AlanPear
AlanPear

Reputation: 727

How to Organize a Messy Database

I know there is no easy answer to this question, but how do I cleanup a database with no relationships, foreign keys, and not a whole lot of structure?

I'm an amateur to SQL, and I've inherited a database that is complete mess. We have no sort of referential integrity, and there's not a whole lot of logic to how tables are working.

My database is all data that comes from a warehouse that builds servers. To give you an idea of the type of data I'm working with:

I have been prioritizing Raw output and EDI information, and generating reports with that information using SSRS. I have learned a lot about SQL Server and the BI Microsoft tools (SSIS and SSRS) in my short time doing this. However, I'm still an amateur and I want to build a solid database that flows well and can stand on its own.

It seems like a data warehouse model is the type of structure I should adapt. My question how do I take my mess of a database and make something more organized before I drown in data?

Upvotes: 2

Views: 978

Answers (1)

jmng
jmng

Reputation: 2568

Since your end goal appears to be business reporting, and you're dealing with data from multiple sources made up from "isolated" tables, I would advise you to start by aggregating all that into a data model.

Personally, I would design a dimensional model to structure and store all that data, with the goal of being easy to understand (for reporting or adhoc querying). The model should be focused on business entities and their transactions. In a dimensional model, the business entities will (almost always) be the dimensions and the transactions (the metrics) will be the facts. For example, without knowing your model I'm guessing that the immediate entities would include Customer, Site, Part and transactions would include ServerSale, SiteVisit, PartPurchase, PartRepair, PartOrder, etc...

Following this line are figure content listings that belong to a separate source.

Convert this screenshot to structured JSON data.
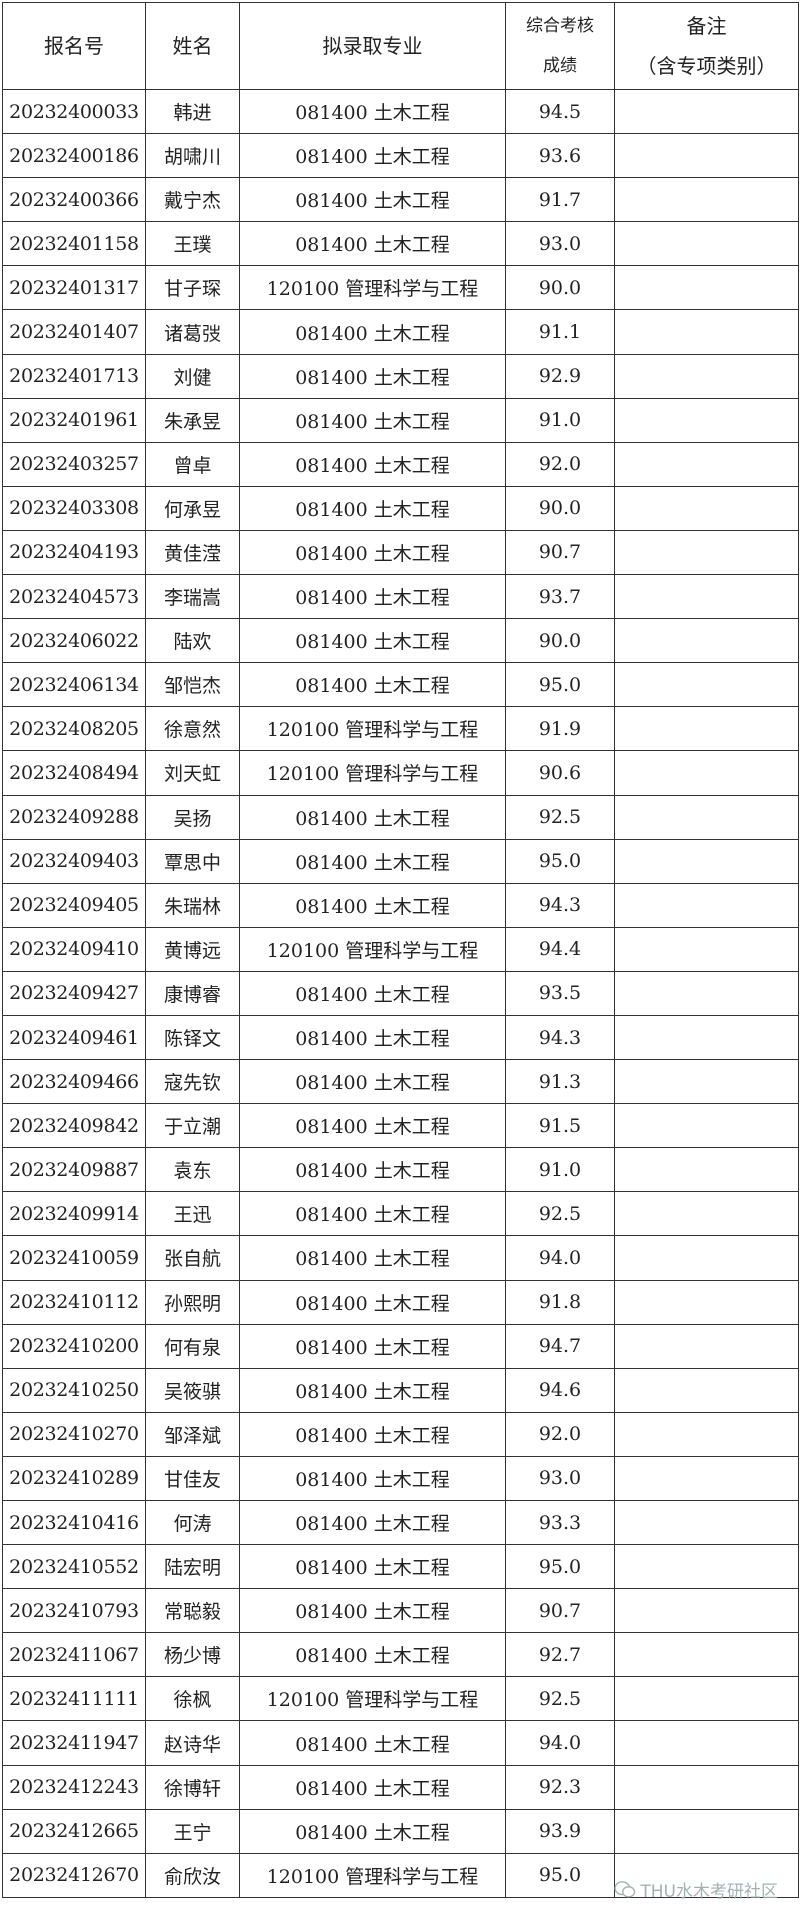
{
  "header": {
    "id": "报名号",
    "name": "姓名",
    "major": "拟录取专业",
    "score_line1": "综合考核",
    "score_line2": "成绩",
    "note_line1": "备注",
    "note_line2": "（含专项类别）"
  },
  "rows": [
    {
      "id": "20232400033",
      "name": "韩进",
      "major": "081400 土木工程",
      "score": "94.5",
      "note": ""
    },
    {
      "id": "20232400186",
      "name": "胡啸川",
      "major": "081400 土木工程",
      "score": "93.6",
      "note": ""
    },
    {
      "id": "20232400366",
      "name": "戴宁杰",
      "major": "081400 土木工程",
      "score": "91.7",
      "note": ""
    },
    {
      "id": "20232401158",
      "name": "王璞",
      "major": "081400 土木工程",
      "score": "93.0",
      "note": ""
    },
    {
      "id": "20232401317",
      "name": "甘子琛",
      "major": "120100 管理科学与工程",
      "score": "90.0",
      "note": ""
    },
    {
      "id": "20232401407",
      "name": "诸葛弢",
      "major": "081400 土木工程",
      "score": "91.1",
      "note": ""
    },
    {
      "id": "20232401713",
      "name": "刘健",
      "major": "081400 土木工程",
      "score": "92.9",
      "note": ""
    },
    {
      "id": "20232401961",
      "name": "朱承昱",
      "major": "081400 土木工程",
      "score": "91.0",
      "note": ""
    },
    {
      "id": "20232403257",
      "name": "曾卓",
      "major": "081400 土木工程",
      "score": "92.0",
      "note": ""
    },
    {
      "id": "20232403308",
      "name": "何承昱",
      "major": "081400 土木工程",
      "score": "90.0",
      "note": ""
    },
    {
      "id": "20232404193",
      "name": "黄佳滢",
      "major": "081400 土木工程",
      "score": "90.7",
      "note": ""
    },
    {
      "id": "20232404573",
      "name": "李瑞嵩",
      "major": "081400 土木工程",
      "score": "93.7",
      "note": ""
    },
    {
      "id": "20232406022",
      "name": "陆欢",
      "major": "081400 土木工程",
      "score": "90.0",
      "note": ""
    },
    {
      "id": "20232406134",
      "name": "邹恺杰",
      "major": "081400 土木工程",
      "score": "95.0",
      "note": ""
    },
    {
      "id": "20232408205",
      "name": "徐意然",
      "major": "120100 管理科学与工程",
      "score": "91.9",
      "note": ""
    },
    {
      "id": "20232408494",
      "name": "刘天虹",
      "major": "120100 管理科学与工程",
      "score": "90.6",
      "note": ""
    },
    {
      "id": "20232409288",
      "name": "吴扬",
      "major": "081400 土木工程",
      "score": "92.5",
      "note": ""
    },
    {
      "id": "20232409403",
      "name": "覃思中",
      "major": "081400 土木工程",
      "score": "95.0",
      "note": ""
    },
    {
      "id": "20232409405",
      "name": "朱瑞林",
      "major": "081400 土木工程",
      "score": "94.3",
      "note": ""
    },
    {
      "id": "20232409410",
      "name": "黄博远",
      "major": "120100 管理科学与工程",
      "score": "94.4",
      "note": ""
    },
    {
      "id": "20232409427",
      "name": "康博睿",
      "major": "081400 土木工程",
      "score": "93.5",
      "note": ""
    },
    {
      "id": "20232409461",
      "name": "陈铎文",
      "major": "081400 土木工程",
      "score": "94.3",
      "note": ""
    },
    {
      "id": "20232409466",
      "name": "寇先钦",
      "major": "081400 土木工程",
      "score": "91.3",
      "note": ""
    },
    {
      "id": "20232409842",
      "name": "于立潮",
      "major": "081400 土木工程",
      "score": "91.5",
      "note": ""
    },
    {
      "id": "20232409887",
      "name": "袁东",
      "major": "081400 土木工程",
      "score": "91.0",
      "note": ""
    },
    {
      "id": "20232409914",
      "name": "王迅",
      "major": "081400 土木工程",
      "score": "92.5",
      "note": ""
    },
    {
      "id": "20232410059",
      "name": "张自航",
      "major": "081400 土木工程",
      "score": "94.0",
      "note": ""
    },
    {
      "id": "20232410112",
      "name": "孙熙明",
      "major": "081400 土木工程",
      "score": "91.8",
      "note": ""
    },
    {
      "id": "20232410200",
      "name": "何有泉",
      "major": "081400 土木工程",
      "score": "94.7",
      "note": ""
    },
    {
      "id": "20232410250",
      "name": "吴筱骐",
      "major": "081400 土木工程",
      "score": "94.6",
      "note": ""
    },
    {
      "id": "20232410270",
      "name": "邹泽斌",
      "major": "081400 土木工程",
      "score": "92.0",
      "note": ""
    },
    {
      "id": "20232410289",
      "name": "甘佳友",
      "major": "081400 土木工程",
      "score": "93.0",
      "note": ""
    },
    {
      "id": "20232410416",
      "name": "何涛",
      "major": "081400 土木工程",
      "score": "93.3",
      "note": ""
    },
    {
      "id": "20232410552",
      "name": "陆宏明",
      "major": "081400 土木工程",
      "score": "95.0",
      "note": ""
    },
    {
      "id": "20232410793",
      "name": "常聪毅",
      "major": "081400 土木工程",
      "score": "90.7",
      "note": ""
    },
    {
      "id": "20232411067",
      "name": "杨少博",
      "major": "081400 土木工程",
      "score": "92.7",
      "note": ""
    },
    {
      "id": "20232411111",
      "name": "徐枫",
      "major": "120100 管理科学与工程",
      "score": "92.5",
      "note": ""
    },
    {
      "id": "20232411947",
      "name": "赵诗华",
      "major": "081400 土木工程",
      "score": "94.0",
      "note": ""
    },
    {
      "id": "20232412243",
      "name": "徐博轩",
      "major": "081400 土木工程",
      "score": "92.3",
      "note": ""
    },
    {
      "id": "20232412665",
      "name": "王宁",
      "major": "081400 土木工程",
      "score": "93.9",
      "note": ""
    },
    {
      "id": "20232412670",
      "name": "俞欣汝",
      "major": "120100 管理科学与工程",
      "score": "95.0",
      "note": ""
    }
  ],
  "watermark": {
    "text": "THU水木考研社区",
    "icon": "wechat-icon"
  }
}
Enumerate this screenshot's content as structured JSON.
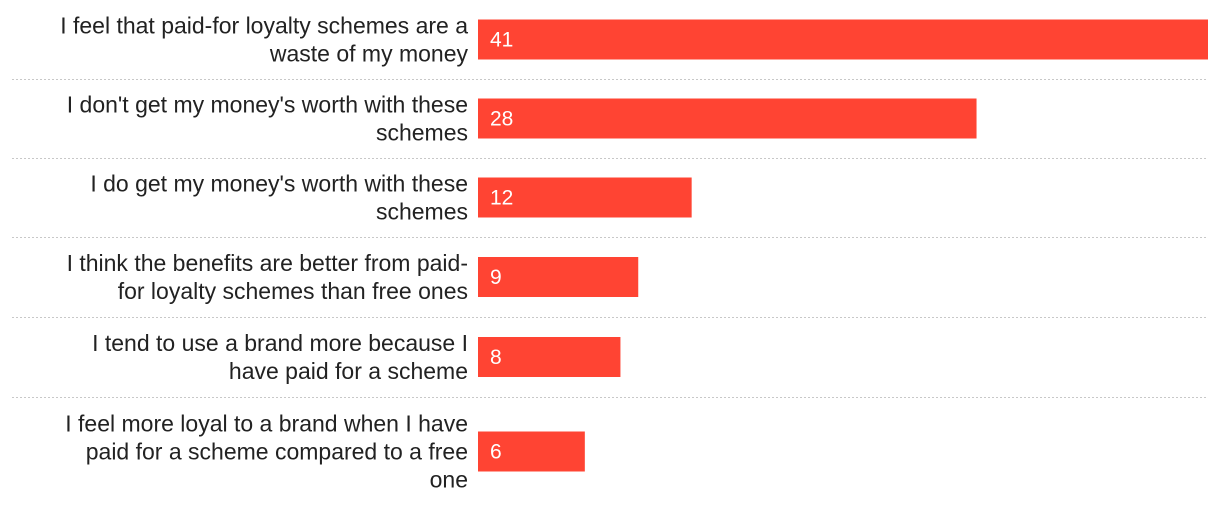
{
  "chart_data": {
    "type": "bar",
    "orientation": "horizontal",
    "title": "",
    "xlabel": "",
    "ylabel": "",
    "xlim": [
      0,
      41
    ],
    "grid": false,
    "legend": "none",
    "bar_color": "#ff4433",
    "categories": [
      [
        "I feel that paid-for loyalty schemes are a",
        "waste of my money"
      ],
      [
        "I don't get my money's worth with these",
        "schemes"
      ],
      [
        "I do get my money's worth with these",
        "schemes"
      ],
      [
        "I think the benefits are better from paid-",
        "for loyalty schemes than free ones"
      ],
      [
        "I tend to use a brand more because I",
        "have paid for a scheme"
      ],
      [
        "I feel more loyal to a brand when I have",
        "paid for a scheme compared to a free",
        "one"
      ]
    ],
    "values": [
      41,
      28,
      12,
      9,
      8,
      6
    ]
  }
}
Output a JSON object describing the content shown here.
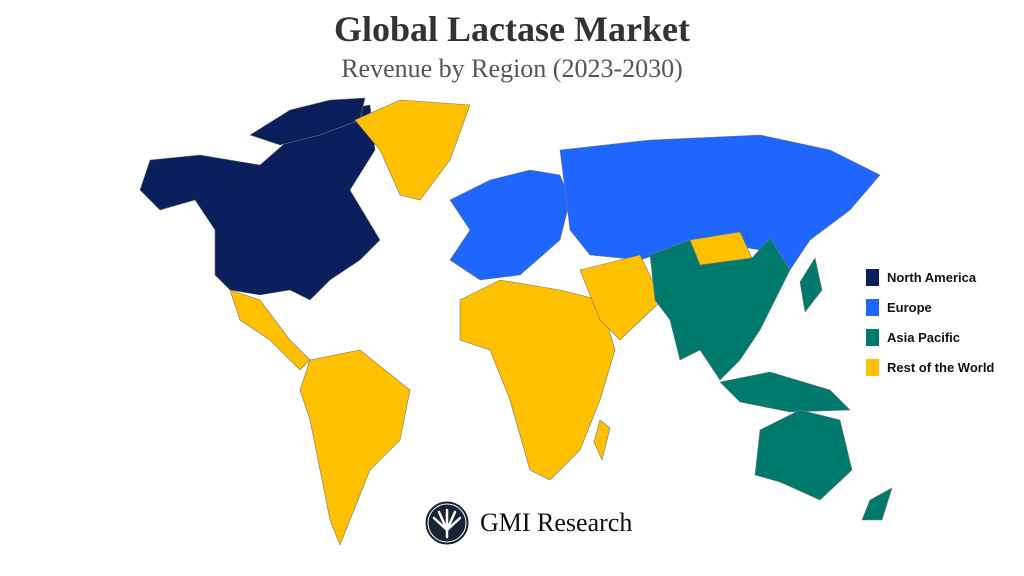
{
  "title": "Global Lactase Market",
  "subtitle": "Revenue by Region (2023-2030)",
  "legend": [
    {
      "label": "North America",
      "color": "#0a1f5c"
    },
    {
      "label": "Europe",
      "color": "#1f66ff"
    },
    {
      "label": "Asia Pacific",
      "color": "#007a6c"
    },
    {
      "label": "Rest of the World",
      "color": "#ffc000"
    }
  ],
  "logo": {
    "text": "GMI Research"
  }
}
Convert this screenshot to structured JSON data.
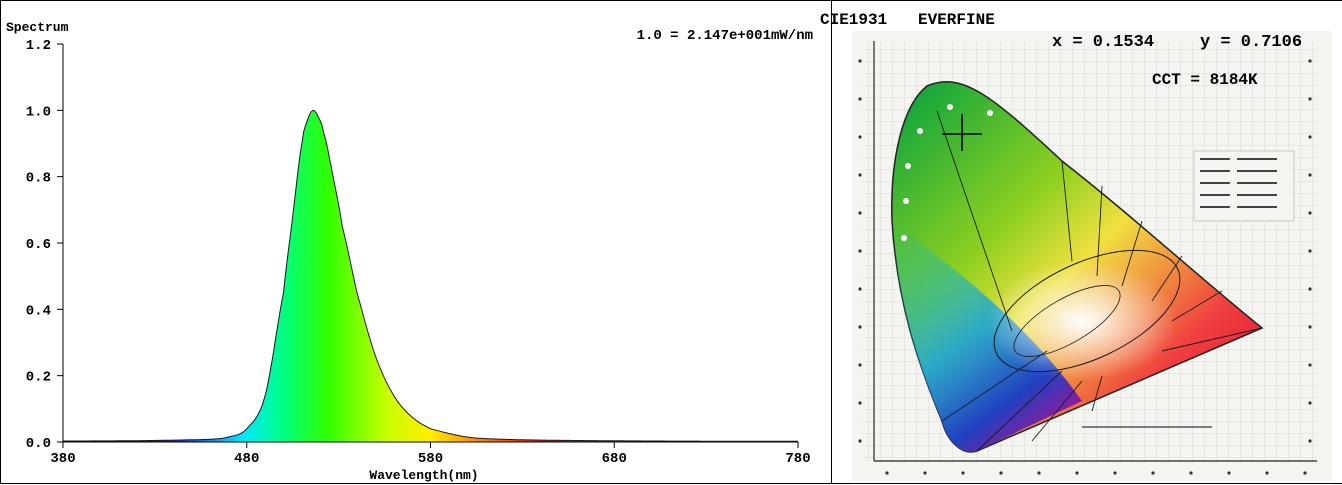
{
  "chart_data": [
    {
      "type": "area",
      "title": "Spectrum",
      "annotation": "1.0 = 2.147e+001mW/nm",
      "xlabel": "Wavelength(nm)",
      "ylabel": "",
      "xlim": [
        380,
        780
      ],
      "ylim": [
        0,
        1.2
      ],
      "x_ticks": [
        "380",
        "480",
        "580",
        "680",
        "780"
      ],
      "y_ticks": [
        "0.0",
        "0.2",
        "0.4",
        "0.6",
        "0.8",
        "1.0",
        "1.2"
      ],
      "peak_wavelength": 516,
      "x": [
        380,
        420,
        460,
        470,
        480,
        490,
        500,
        505,
        510,
        513,
        516,
        519,
        522,
        527,
        532,
        540,
        550,
        560,
        570,
        580,
        600,
        620,
        650,
        700,
        780
      ],
      "values": [
        0.003,
        0.004,
        0.008,
        0.015,
        0.04,
        0.14,
        0.45,
        0.68,
        0.9,
        0.97,
        1.0,
        0.98,
        0.93,
        0.8,
        0.65,
        0.45,
        0.26,
        0.14,
        0.075,
        0.04,
        0.015,
        0.008,
        0.005,
        0.003,
        0.002
      ],
      "grid": false
    },
    {
      "type": "scatter",
      "title": "CIE1931",
      "brand": "EVERFINE",
      "x_readout": "x = 0.1534",
      "y_readout": "y = 0.7106",
      "cct": "CCT = 8184K",
      "point": {
        "x": 0.1534,
        "y": 0.7106
      }
    }
  ],
  "colors": {
    "axis": "#000000",
    "background": "#ffffff"
  }
}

More information about dimensional modelling here and here, but I suggest going straight to the source: https://www.kimballgroup.com/data-warehouse-business-intelligence-resources/books/data-warehouse-dw-toolkit/

When your model is designed (and implemented in a database like SQL Server) you'll then be loading data into the model, by extracting it from its different source systems/databases and transforming it from the current structure into the structure defined by the model, namely by using an ETL tool like MS Integration Services. For example, your Customer data may be scattered across the "sales", "customer" and "site", so you want to aggregate all that data and load it into a single Customer dimension table. It's when doing this ETL that you should check your data for the problems you already mentioned, loading correct rows into you data model and discarding incorrect rows into a file/log where they can later be checked and corrected. (multiple ways to address this).

A straightforward tutorial to get started on doing ETL using SSIS can be found at https://technet.microsoft.com/en-us/library/jj720568(v=sql.110).aspx

So, to sum up, you should build a data mart:

  1. design a dimensional model that represents the business facts and context on the data you have. This will strongly facilitate both data understanding and reporting, because a dimensional model is closely matches business users terminology and mental models.
  2. use an ETL tool to extract the data from its current source, process it (e.g. check for data quality problems, join data from different sources) and load it into the dimensional model and check it for problems. This will get you close to having an automated data integration job/pipeline with quality checks you deem fit for the data.